I’m not sure where this post is going to go. I suspect it’s one that i’ll come back to at some point and modify and perhaps eventually forget.
I had a dream two nights ago. It involved perhaps the three most important girlfriends that i’ve had in my life- Betina, Michelle and Heather (now known as Auburn). Actually Auburn is a bit of an outlier but important nonetheless.
I don’t have dreams like this often and when i do, they’re never good. I don’t remember much of this dream but it struck me as odd that these three were in it. It wasn’t a good dream nor was it as bad as they usually are.

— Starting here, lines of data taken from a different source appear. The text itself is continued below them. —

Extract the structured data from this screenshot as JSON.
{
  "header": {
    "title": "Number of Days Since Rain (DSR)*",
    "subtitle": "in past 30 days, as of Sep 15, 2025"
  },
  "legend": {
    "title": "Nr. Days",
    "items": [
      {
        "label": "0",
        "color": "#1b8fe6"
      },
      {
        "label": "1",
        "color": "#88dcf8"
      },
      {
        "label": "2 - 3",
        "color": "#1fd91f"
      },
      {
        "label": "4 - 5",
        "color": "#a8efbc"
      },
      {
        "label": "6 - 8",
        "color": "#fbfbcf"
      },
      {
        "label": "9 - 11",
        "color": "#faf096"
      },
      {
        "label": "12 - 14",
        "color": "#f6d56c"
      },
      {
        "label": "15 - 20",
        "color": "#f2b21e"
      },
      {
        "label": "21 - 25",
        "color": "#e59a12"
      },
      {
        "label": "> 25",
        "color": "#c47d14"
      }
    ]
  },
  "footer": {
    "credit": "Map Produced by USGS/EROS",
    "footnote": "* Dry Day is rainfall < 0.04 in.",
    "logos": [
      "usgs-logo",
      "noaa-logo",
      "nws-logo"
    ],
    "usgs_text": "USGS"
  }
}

It’s twenty years later. It’s twenty years since the woman i thought i would spend my life with came home to tell me she no longer loved me. In my profound ignorance and frankly, my arrogance, i thought it was a passing phase. I simply could not conceive of a life without her and for her part, she could not conceive of a life with me.
I was such a different person then and for more reasons than i care to acknowledge. I don’t have to live in shame but i certainly feel ashamed at some of the things i said and did. Some of it was due to unresolved issues from my childhood, having been deprived of years of normalcy as a teenager (i was sent to boarding school that was run by both religious and behavior modification rules) and i was years into the obstructive sleep apnea.

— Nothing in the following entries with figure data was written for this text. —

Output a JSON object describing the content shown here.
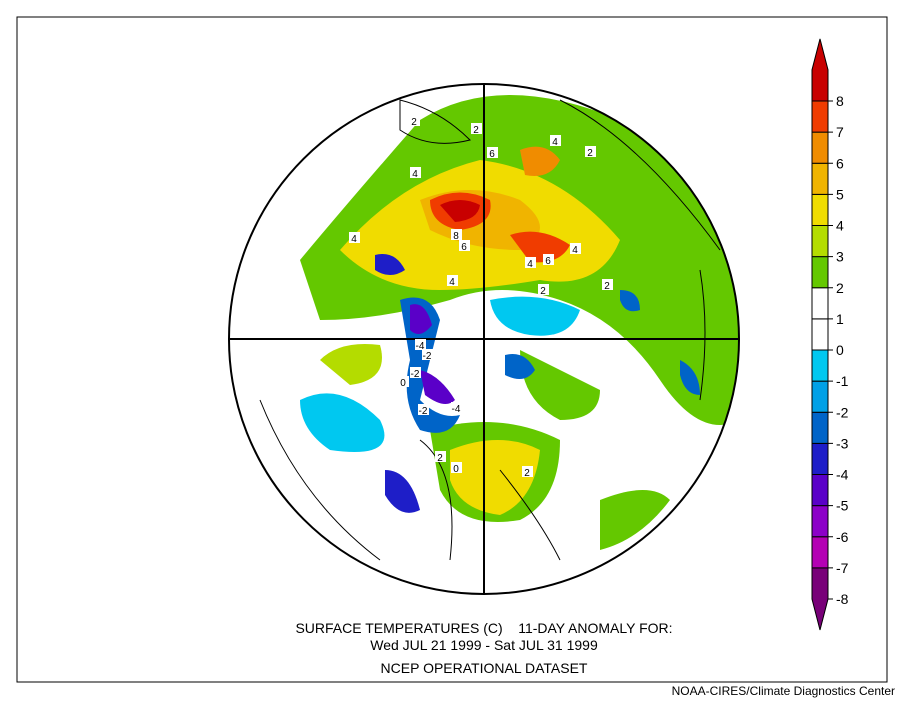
{
  "title": {
    "line1": "SURFACE TEMPERATURES (C)    11-DAY ANOMALY FOR:",
    "line2": "Wed JUL 21 1999 - Sat JUL 31 1999",
    "line3": "NCEP OPERATIONAL DATASET"
  },
  "credit": "NOAA-CIRES/Climate Diagnostics Center",
  "colorbar": {
    "levels": [
      -8,
      -7,
      -6,
      -5,
      -4,
      -3,
      -2,
      -1,
      0,
      1,
      2,
      3,
      4,
      5,
      6,
      7,
      8
    ],
    "colors": [
      "#780078",
      "#b400b4",
      "#8c00c8",
      "#5a00c8",
      "#1e1ec8",
      "#0064c8",
      "#00a0e6",
      "#00c8f0",
      "#ffffff",
      "#ffffff",
      "#64c800",
      "#b4dc00",
      "#f0dc00",
      "#f0b400",
      "#f08c00",
      "#f03c00",
      "#c80000"
    ]
  },
  "contour_labels": [
    2,
    2,
    6,
    4,
    2,
    4,
    8,
    6,
    4,
    4,
    6,
    4,
    4,
    2,
    -4,
    -2,
    -2,
    -4,
    -2,
    2,
    2,
    0,
    0,
    2
  ]
}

Talking about OSA is one of the few things that i’m a bit evangelical about. I know i’ve said it so many times but it’s worth repeating. I should be dead. I should have died violently in my sleep many years ago. Snoring is one thing but when someone stops breathing for extended periods of time (my breathing would cease for up to 2 minutes at a time), it stops being ‘just snoring’ and becomes a serious health risk.

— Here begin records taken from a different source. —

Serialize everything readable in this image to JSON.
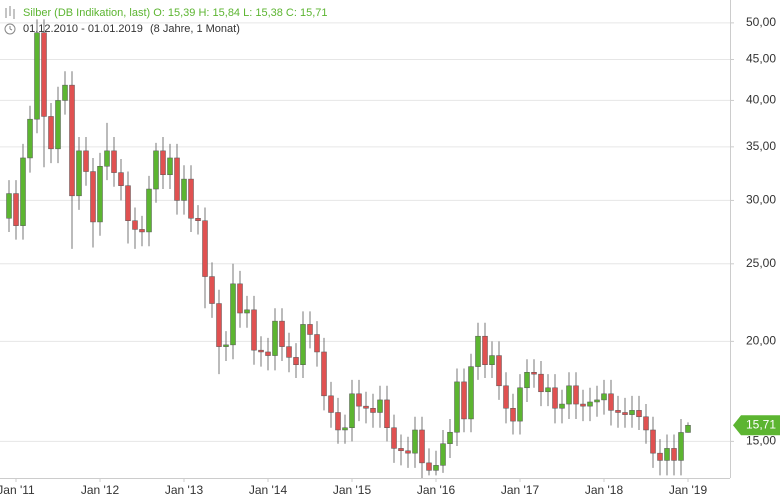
{
  "chart_data": {
    "type": "candlestick",
    "title": "Silber (DB Indikation, last)  O: 15,39  H: 15,84  L: 15,38  C: 15,71",
    "subtitle": "01.12.2010 - 01.01.2019",
    "period": "(8 Jahre, 1 Monat)",
    "last_price_label": "15,71",
    "log_y": true,
    "grid": true,
    "up_color": "#5cb531",
    "down_color": "#e05151",
    "categories": [
      null,
      "Jan '11",
      null,
      null,
      null,
      null,
      null,
      null,
      null,
      null,
      null,
      null,
      null,
      "Jan '12",
      null,
      null,
      null,
      null,
      null,
      null,
      null,
      null,
      null,
      null,
      null,
      "Jan '13",
      null,
      null,
      null,
      null,
      null,
      null,
      null,
      null,
      null,
      null,
      null,
      "Jan '14",
      null,
      null,
      null,
      null,
      null,
      null,
      null,
      null,
      null,
      null,
      null,
      "Jan '15",
      null,
      null,
      null,
      null,
      null,
      null,
      null,
      null,
      null,
      null,
      null,
      "Jan '16",
      null,
      null,
      null,
      null,
      null,
      null,
      null,
      null,
      null,
      null,
      null,
      "Jan '17",
      null,
      null,
      null,
      null,
      null,
      null,
      null,
      null,
      null,
      null,
      null,
      "Jan '18",
      null,
      null,
      null,
      null,
      null,
      null,
      null,
      null,
      null,
      null,
      null,
      "Jan '19"
    ],
    "open": [
      28.5,
      30.6,
      27.9,
      33.9,
      37.9,
      48.6,
      38.2,
      34.8,
      40.0,
      41.8,
      30.4,
      34.6,
      32.6,
      28.2,
      33.1,
      34.6,
      32.5,
      31.3,
      28.3,
      27.6,
      27.4,
      31.0,
      34.6,
      32.3,
      33.9,
      30.0,
      31.9,
      28.5,
      28.3,
      24.1,
      22.3,
      19.7,
      19.8,
      23.6,
      21.7,
      21.9,
      19.5,
      19.4,
      19.2,
      21.2,
      19.7,
      19.1,
      18.7,
      21.0,
      20.4,
      19.4,
      17.1,
      16.3,
      15.5,
      15.6,
      17.2,
      16.6,
      16.5,
      16.3,
      16.9,
      15.6,
      14.7,
      14.6,
      14.5,
      15.5,
      14.1,
      13.8,
      14.0,
      14.9,
      15.4,
      17.8,
      16.0,
      18.6,
      20.3,
      18.7,
      19.2,
      17.6,
      16.5,
      15.9,
      17.5,
      18.3,
      18.2,
      17.3,
      17.5,
      16.5,
      16.7,
      17.6,
      16.7,
      16.6,
      16.8,
      16.9,
      17.2,
      16.4,
      16.3,
      16.2,
      16.4,
      16.1,
      15.5,
      14.5,
      14.2,
      14.7,
      14.2,
      15.39
    ],
    "high": [
      31.8,
      31.8,
      35.3,
      39.4,
      50.5,
      50.5,
      39.7,
      41.6,
      43.5,
      43.5,
      36.0,
      36.0,
      33.9,
      34.4,
      37.5,
      36.0,
      33.8,
      32.6,
      29.4,
      28.7,
      32.2,
      35.4,
      36.0,
      35.3,
      35.3,
      33.2,
      33.2,
      29.6,
      29.4,
      25.1,
      23.2,
      20.6,
      25.0,
      24.5,
      22.8,
      22.8,
      20.3,
      20.2,
      22.0,
      22.0,
      20.5,
      19.9,
      21.8,
      21.8,
      21.2,
      20.2,
      17.8,
      17.0,
      16.2,
      17.9,
      17.9,
      17.3,
      17.2,
      17.6,
      17.6,
      16.2,
      15.3,
      15.2,
      16.1,
      16.1,
      14.7,
      14.6,
      15.5,
      16.0,
      18.5,
      18.5,
      19.3,
      21.1,
      21.1,
      20.0,
      20.0,
      18.3,
      17.2,
      18.2,
      19.0,
      19.0,
      18.9,
      18.2,
      18.2,
      17.4,
      18.3,
      18.3,
      17.4,
      17.5,
      17.6,
      17.9,
      17.9,
      17.1,
      17.0,
      17.1,
      17.1,
      16.7,
      16.1,
      15.1,
      15.3,
      15.3,
      16.0,
      15.84
    ],
    "low": [
      27.4,
      26.8,
      26.8,
      32.5,
      36.4,
      33.0,
      33.4,
      33.4,
      38.4,
      26.1,
      29.2,
      31.3,
      26.2,
      27.1,
      31.8,
      31.2,
      30.0,
      26.5,
      26.1,
      26.3,
      26.3,
      29.8,
      31.0,
      31.0,
      28.8,
      28.8,
      27.4,
      27.2,
      22.0,
      21.4,
      18.2,
      18.9,
      19.0,
      20.8,
      20.8,
      18.7,
      18.6,
      18.4,
      18.4,
      18.9,
      18.3,
      18.0,
      18.0,
      19.6,
      18.6,
      16.4,
      15.6,
      14.9,
      14.9,
      15.0,
      15.9,
      15.8,
      15.6,
      15.6,
      15.0,
      14.1,
      14.0,
      13.9,
      13.9,
      13.5,
      13.6,
      13.6,
      13.7,
      14.3,
      14.8,
      15.4,
      15.4,
      17.9,
      18.0,
      18.0,
      16.9,
      15.8,
      15.3,
      15.3,
      16.8,
      17.5,
      16.6,
      16.6,
      15.8,
      15.8,
      16.0,
      16.0,
      15.9,
      15.9,
      16.1,
      16.2,
      15.7,
      15.6,
      15.6,
      15.6,
      15.5,
      14.9,
      13.9,
      13.6,
      13.6,
      13.6,
      13.6,
      15.38
    ],
    "close": [
      30.6,
      27.9,
      33.9,
      37.9,
      48.6,
      38.2,
      34.8,
      40.0,
      41.8,
      30.4,
      34.6,
      32.6,
      28.2,
      33.1,
      34.6,
      32.5,
      31.3,
      28.3,
      27.6,
      27.4,
      31.0,
      34.6,
      32.3,
      33.9,
      30.0,
      31.9,
      28.5,
      28.3,
      24.1,
      22.3,
      19.7,
      19.8,
      23.6,
      21.7,
      21.9,
      19.5,
      19.4,
      19.2,
      21.2,
      19.7,
      19.1,
      18.7,
      21.0,
      20.4,
      19.4,
      17.1,
      16.3,
      15.5,
      15.6,
      17.2,
      16.6,
      16.5,
      16.3,
      16.9,
      15.6,
      14.7,
      14.6,
      14.5,
      15.5,
      14.1,
      13.8,
      14.0,
      14.9,
      15.4,
      17.8,
      16.0,
      18.6,
      20.3,
      18.7,
      19.2,
      17.6,
      16.5,
      15.9,
      17.5,
      18.3,
      18.2,
      17.3,
      17.5,
      16.5,
      16.7,
      17.6,
      16.7,
      16.6,
      16.8,
      16.9,
      17.2,
      16.4,
      16.3,
      16.2,
      16.4,
      16.1,
      15.5,
      14.5,
      14.2,
      14.7,
      14.2,
      15.39,
      15.71
    ],
    "ylim": [
      13.5,
      53.4
    ],
    "yticks": [
      {
        "value": 15,
        "label": "15,00"
      },
      {
        "value": 20,
        "label": "20,00"
      },
      {
        "value": 25,
        "label": "25,00"
      },
      {
        "value": 30,
        "label": "30,00"
      },
      {
        "value": 35,
        "label": "35,00"
      },
      {
        "value": 40,
        "label": "40,00"
      },
      {
        "value": 45,
        "label": "45,00"
      },
      {
        "value": 50,
        "label": "50,00"
      }
    ]
  }
}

It’s twenty years later. The wound never closed but i can talk about it. I can talk about what my failings were. I can talk about what her failings were without being cruel or malicious. For years, she would tell me she loved me and considered us to be married (yes, it scared the hell out of me but i did love her so). Then one night she comes home to tell me she no longer loved me. When i asked her why she never said there were problems, she said she didn’t have any obligation to.
Why does this event have such deep scars in me? That’s easy. She was very culturally literate, she was hurt and innocent at the same time (something we had in common), She was amazingly beautiful and she was the closest i’d ever been to anyone. But those aren’t the reasons why two decades on, part of me still feels that loss.
It’s because Michelle was the only woman i took off all of my armor for.
In the aftermath of that loss, i found it did two things to me. It set an expectation of what i looked for in other women and it set an expectation of what i’d never tolerate again. There are several reasons why i’ve never married (i don’t make enough money to attract a mate, i don’t have any desire to reproduce nor will i become involved with someone with children, etc…) but i’d be lying if i said those two expectations haven’t played a part in it.
There’s also this: what happened to me afterward? Could they have happened had we managed to stay together?
Would i have fallen in love with house music? Would i have gotten over my fear and learned to dance with absolute fucking abandon ? Would i have had lived, having never learned to appreciate drum and bass, jungle, techno (Detroit, minimalist)? I know that i made some amazing friends in the time i spent in Austin before I left it- Mikey, Chris, Eliza, Jeff, Ernesto and others. I would have never known them had i stayed with her and my life would have been diminished because of it.
Would i have ever moved to Portland and known Dave, Amy, Scott or Alicia? No.
On the other hand, i wouldn’t have lived in Seattle for a year. Oh boy. I really wish i could wind the clock back on that one. I really hated Seattle. Strangely, one day on the bus as i was going home, there was a woman that sat across from me that looked like it might have been Michelle. All i had to do was ask her but i didn’t. Why? I don’t know. Perhaps because if it was her, i would have owed her more apologies that i would have time to say- and certainly i did and maybe i still do. Not just the hubris of a misspent youth but being wholly accountable for my failures and explaining what it was like getting less than two hours of REM sleep every night for years on end and what that did to me intellectually and emotionally.
I’ll always live with the spectre (sp?) of the years i lost due to apnea and the swath of destruction it left in me and the wake of others around me in that time.
But would i have eventually found myself here had i stayed with her? I doubt it. I mean, it’s possible but I doubt it.
The sun is rising earlier every morning. A salmon colored horizon behind the shadow of Mt. Baker. Icy winds that bite my skin and smell of brightness and life itself. Countless mosses that hide in the texture of roads, turning them into sheets of burning emerald when the sun is out.